Former White House Political Director to President George W. Bush and Fox News contributor Matt Schlapp weighed in on the long-time debate surrounding U.S. troops in Afghanistan, as the country marked the 18th year since the devastating 9-11 terrorist attacks last week.
Joining a roundtable of D.C. insiders, Schlapp said it became clear to him early on that U.S. troops would not immediately return home, after President George W. Bush announced that U.S.and British troops would begin striking Afghanistan for harboring the Al Qaeda terrorists blamed for the Sept. 11 attacks, and would embark on the search for the man responsible, Usama Bin Laden.
"I think a lot of Americans thought we would strike, we would take out the Taliban, we would go after the terrorists responsible for this terrible attack on our country, and we would come back," said Schlapp on Fox Nation's "Wise Guys".
"But, I remember once sitting in a meeting in the White House... and it became clear that their impression is that we were never leaving, that they would be an occupying force forever--and I don't know if the American people ever fully grasped that," he said.
Following years of debate on the controversial subject, President Obama began to explore options for a complete military withdrawal in 2014 but ultimately deemed the situation too fragile, ordering many troops to remain in the dangerous territory.
President Trump has long been calling for the removal of U.S. troops, 14,000 of which currently remain in the region.
Last Saturday, Trump announced that he had canceled a secret meeting with Taliban and Afghan officials at Camp David to discuss the matter, following a recent attack that killed an American soldier.
“[I]n order to build false leverage," Trump tweeted, "they admitted to an attack in Kabul that killed one of our great-great soldiers, and 11 other people. I immediately canceled the meeting and called off peace negotiations. What kind of people would kill so many in order to seemingly strengthen their bargaining position?”
A week later, the President announced that the son of Usama bin Laden, Hamza, had been killed in a recent counterterrorism operation in the Afghanistan/Pakistan border region. Hamza bin Laden had been a high-ranking member of Al Qaeda, the terror group his father formerly led.
Schlapp said that while his "first instinct" was to agree with the general opinion and the urgency with which to bring U.S. troops home, the U.S. presence in the region represents a larger issue.
"We have to understand, the policy was that if we don't take care of it over there, it does come here," he said, referring to extremism within the United States.

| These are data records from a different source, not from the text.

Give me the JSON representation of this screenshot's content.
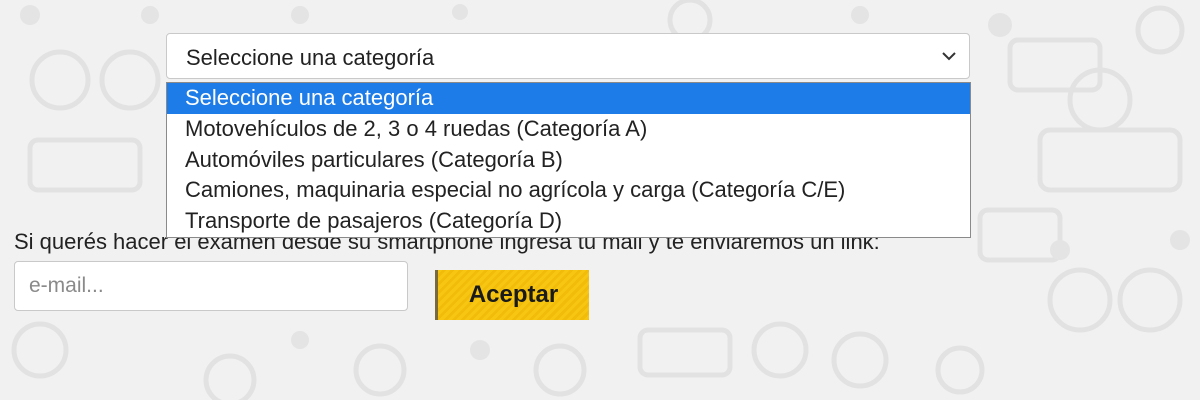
{
  "category_select": {
    "selected_value": "Seleccione una categoría",
    "options": [
      "Seleccione una categoría",
      "Motovehículos de 2, 3 o 4 ruedas (Categoría A)",
      "Automóviles particulares (Categoría B)",
      "Camiones, maquinaria especial no agrícola y carga (Categoría C/E)",
      "Transporte de pasajeros (Categoría D)"
    ],
    "highlighted_index": 0,
    "chevron_icon": "chevron-down-icon"
  },
  "email_section": {
    "prompt": "Si querés hacer el examen desde su smartphone ingresa tu mail y te enviaremos un link:",
    "email_placeholder": "e-mail...",
    "email_value": "",
    "accept_label": "Aceptar"
  },
  "colors": {
    "highlight": "#1e7ce8",
    "button": "#f7c613",
    "background": "#f1f1f1"
  },
  "background_pattern": "transport-icons-watermark"
}
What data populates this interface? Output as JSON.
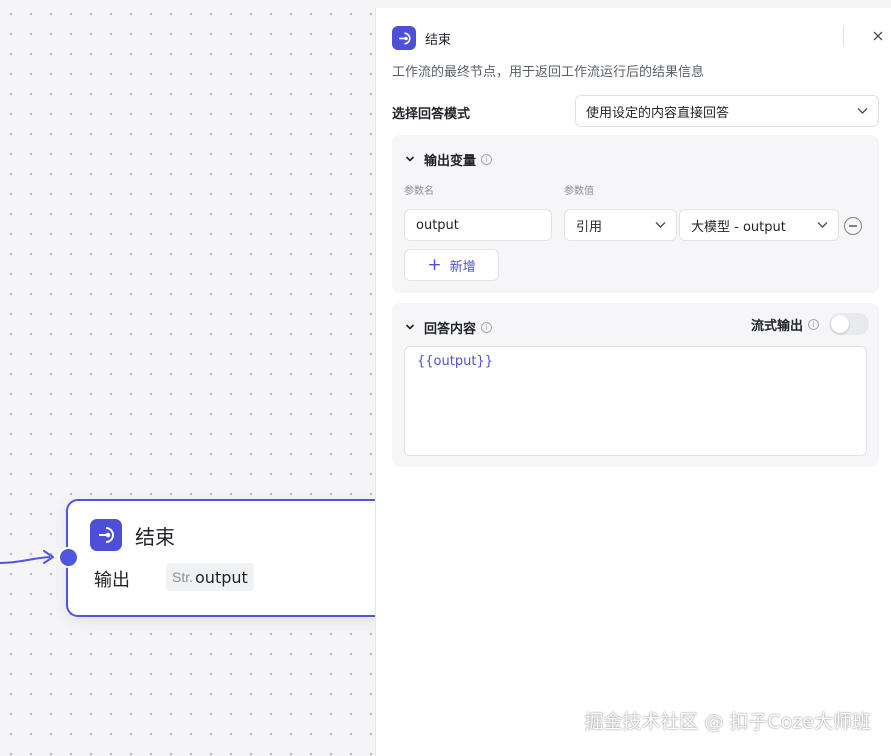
{
  "canvas": {
    "end_node": {
      "title": "结束",
      "output_label": "输出",
      "output_type": "Str.",
      "output_var": "output"
    }
  },
  "panel": {
    "title": "结束",
    "close_icon": "close-icon",
    "description": "工作流的最终节点，用于返回工作流运行后的结果信息",
    "answer_mode": {
      "label": "选择回答模式",
      "selected": "使用设定的内容直接回答"
    },
    "output_vars": {
      "title": "输出变量",
      "col_name": "参数名",
      "col_value": "参数值",
      "rows": [
        {
          "name": "output",
          "source_type": "引用",
          "source_value": "大模型 - output"
        }
      ],
      "add_label": "新增"
    },
    "answer_content": {
      "title": "回答内容",
      "stream_label": "流式输出",
      "stream_enabled": false,
      "content": "{{output}}"
    }
  },
  "watermark": "掘金技术社区 @ 扣子Coze大师班",
  "colors": {
    "accent": "#4e4fd8",
    "node_border": "#4f56e0",
    "section_bg": "#f6f6f8"
  }
}
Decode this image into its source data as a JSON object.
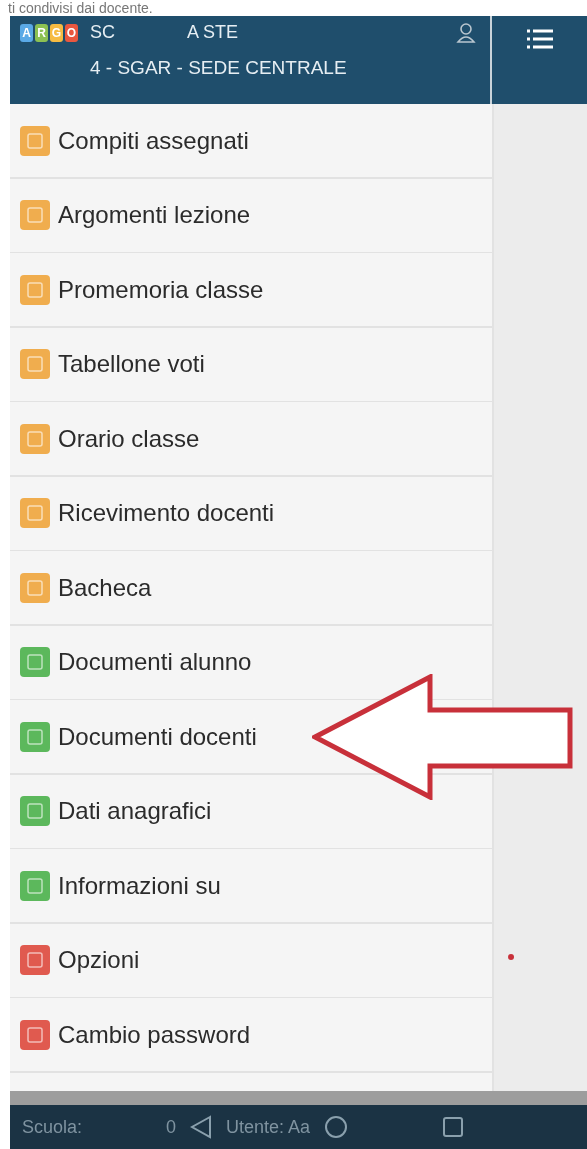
{
  "caption": "ti condivisi dai docente.",
  "header": {
    "logo": [
      {
        "letter": "A",
        "color": "#5aa9e6"
      },
      {
        "letter": "R",
        "color": "#8cc152"
      },
      {
        "letter": "G",
        "color": "#f6bb42"
      },
      {
        "letter": "O",
        "color": "#e9573f"
      }
    ],
    "title_parts": [
      "SC",
      "A STE"
    ],
    "subtitle": "4 - SGAR - SEDE CENTRALE"
  },
  "menu": [
    {
      "label": "Compiti assegnati",
      "color": "#f0ad4e"
    },
    {
      "label": "Argomenti lezione",
      "color": "#f0ad4e"
    },
    {
      "label": "Promemoria classe",
      "color": "#f0ad4e"
    },
    {
      "label": "Tabellone voti",
      "color": "#f0ad4e"
    },
    {
      "label": "Orario classe",
      "color": "#f0ad4e"
    },
    {
      "label": "Ricevimento docenti",
      "color": "#f0ad4e"
    },
    {
      "label": "Bacheca",
      "color": "#f0ad4e"
    },
    {
      "label": "Documenti alunno",
      "color": "#5cb85c"
    },
    {
      "label": "Documenti docenti",
      "color": "#5cb85c"
    },
    {
      "label": "Dati anagrafici",
      "color": "#5cb85c"
    },
    {
      "label": "Informazioni su",
      "color": "#5cb85c"
    },
    {
      "label": "Opzioni",
      "color": "#e05a4f"
    },
    {
      "label": "Cambio password",
      "color": "#e05a4f"
    }
  ],
  "status_bar": {
    "school": "Scuola:",
    "school_code": "0",
    "user": "Utente: Aa"
  }
}
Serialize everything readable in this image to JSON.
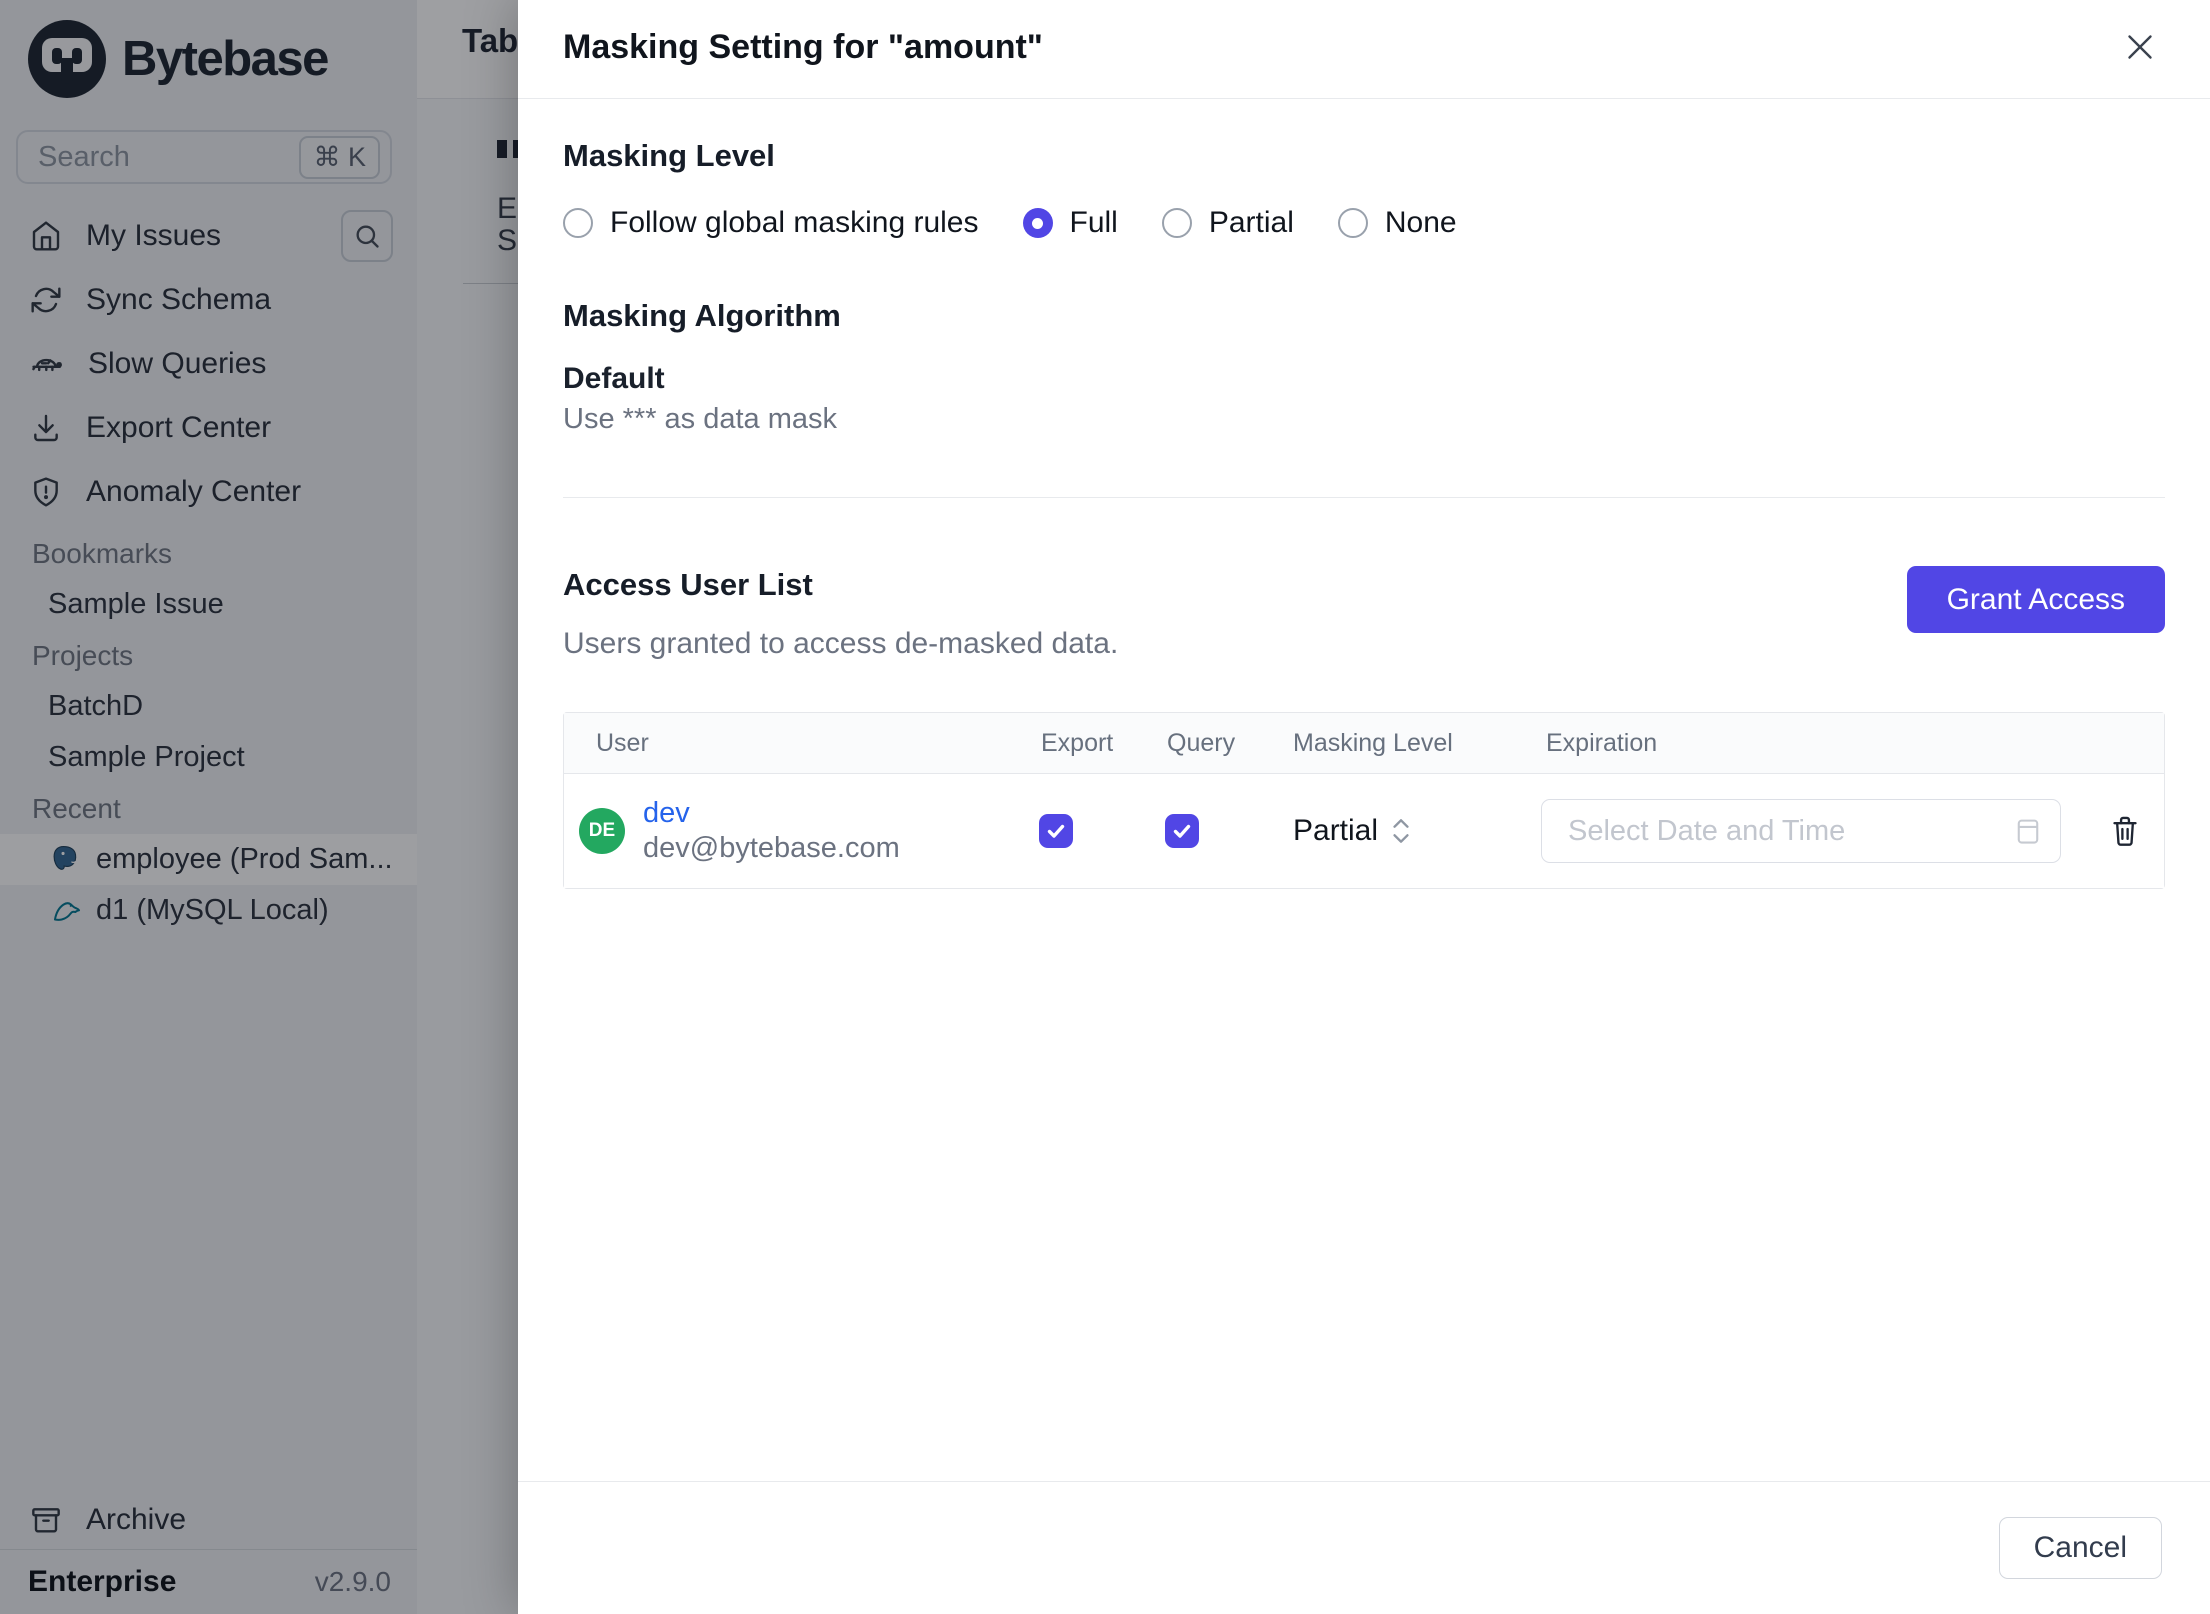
{
  "sidebar": {
    "logo_text": "Bytebase",
    "search": {
      "placeholder": "Search",
      "kbd": "⌘ K"
    },
    "nav": [
      {
        "label": "My Issues"
      },
      {
        "label": "Sync Schema"
      },
      {
        "label": "Slow Queries"
      },
      {
        "label": "Export Center"
      },
      {
        "label": "Anomaly Center"
      }
    ],
    "sections": {
      "bookmarks_title": "Bookmarks",
      "bookmarks_item": "Sample Issue",
      "projects_title": "Projects",
      "project_1": "BatchD",
      "project_2": "Sample Project",
      "recent_title": "Recent",
      "recent_1": "employee (Prod Sam...",
      "recent_2": "d1 (MySQL Local)"
    },
    "archive_label": "Archive",
    "footer": {
      "plan": "Enterprise",
      "version": "v2.9.0"
    }
  },
  "page_behind": {
    "tab_title_fragment": "Tab",
    "fragment_line_1": "E",
    "fragment_line_2": "S"
  },
  "modal": {
    "title": "Masking Setting for \"amount\"",
    "masking_level": {
      "heading": "Masking Level",
      "options": [
        {
          "label": "Follow global masking rules",
          "selected": false
        },
        {
          "label": "Full",
          "selected": true
        },
        {
          "label": "Partial",
          "selected": false
        },
        {
          "label": "None",
          "selected": false
        }
      ]
    },
    "masking_algorithm": {
      "heading": "Masking Algorithm",
      "name": "Default",
      "description": "Use *** as data mask"
    },
    "access_user_list": {
      "heading": "Access User List",
      "subtitle": "Users granted to access de-masked data.",
      "grant_button": "Grant Access",
      "table": {
        "columns": [
          "User",
          "Export",
          "Query",
          "Masking Level",
          "Expiration"
        ],
        "rows": [
          {
            "avatar_initials": "DE",
            "name": "dev",
            "email": "dev@bytebase.com",
            "export_checked": true,
            "query_checked": true,
            "masking_level": "Partial",
            "expiration_placeholder": "Select Date and Time"
          }
        ]
      }
    },
    "cancel_label": "Cancel"
  },
  "colors": {
    "accent": "#5146e5",
    "link_blue": "#2563eb",
    "avatar_green": "#23a860",
    "postgres_blue": "#336791",
    "mysql_teal": "#00758f"
  }
}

"We can see even with the sentiments coming out of Congress, that there is a growing acceptance to anti-semitism, anti-Americanism that's in our bloodstream, and our systems -- you can see with the southern border -- it's porous, people are taking advantage of our freedoms...and we're very vulnerable to Islamic terrorists," said Schlapp.
Despite his plan to withdraw the majority of U.S. forces from Afghanistan, Trump said he intends to keep a light footprint in the region-- approximately 8,600 U.S. forces there for the foreseeable future, pending the outcome of U.S. peace talks with the Taliban, which are at an impasse for the time being.